In R language version 4.4.1 (the version should not matter, just for the sake of discussion), we write the code :
set.seed(1234)
x <- 5
y <- rnorm(1, mean = x, sd = 0.1)
We will be able to print the number y. Suppose that there is a second person, he knows the number y, that we are using seed 1234 and that he knows the number is generated using this code. The only thing he does not know is the number x. Can he work out that x=5?
0
It looks like the source code for rnorm() roughly defines it as:
rnorm(1, mean, sd) = mean + sd * norm_rand()
or using your variable names y = x + 0.1*norm_rand()

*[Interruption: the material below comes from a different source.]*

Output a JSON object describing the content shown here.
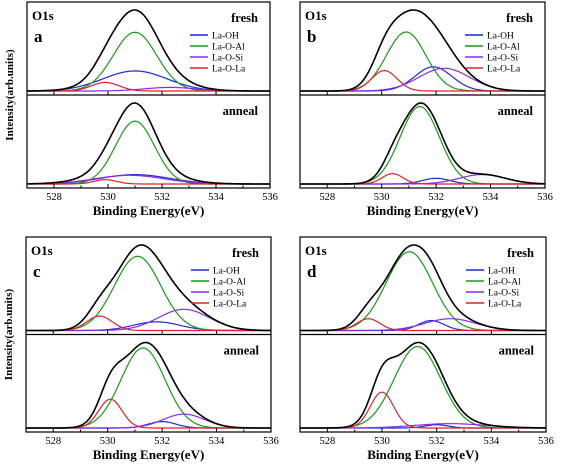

So to reverse it, I’d think the following would work:
set.seed(1234)
x <- y - 0.1*norm_rand()
If norm_rand() isn’t an exposed function, I think you could replace it with rnorm(1,0,1)
I’m not an ‘R’ coder, and haven’t tried this myself, but it looks straightforward.
2
If we knew x was an integer, we could try to estimate how much the normal distribution is shifted by subtracting a normal distribution with mean 0 and same sd from y to see how much it is shifted.
> set.seed(1234)
> x <- 5
> y <- rnorm(1, mean=x, sd=0.1)
> f <- (y, sd) {y - rnorm(1L, 0, sd)}
> est <- replicate(10, f(y, 0.1))
> summary(est)
Min. 1st Qu. Median Mean 3rd Qu. Max.
4.771 4.840 4.930 4.910 4.937 5.114
This would strongly suggest x == 5.
The problem is that this only works for x integer or when SD is very low and would fail dramatically if it was higher:
> set.seed(1234)
> x <- 5
> y <- rnorm(1, mean=x, sd=2)
> f <- (y, sd) {y - rnorm(1L, 0, 2)}
> est <- replicate(1e3, f(y, 2))
> summary(est)
Min. 1st Qu. Median Mean 3rd Qu. Max.
-3.806 1.354 2.665 2.639 3.932 9.378
You probably had a low SD in mind when you did your thought experiment?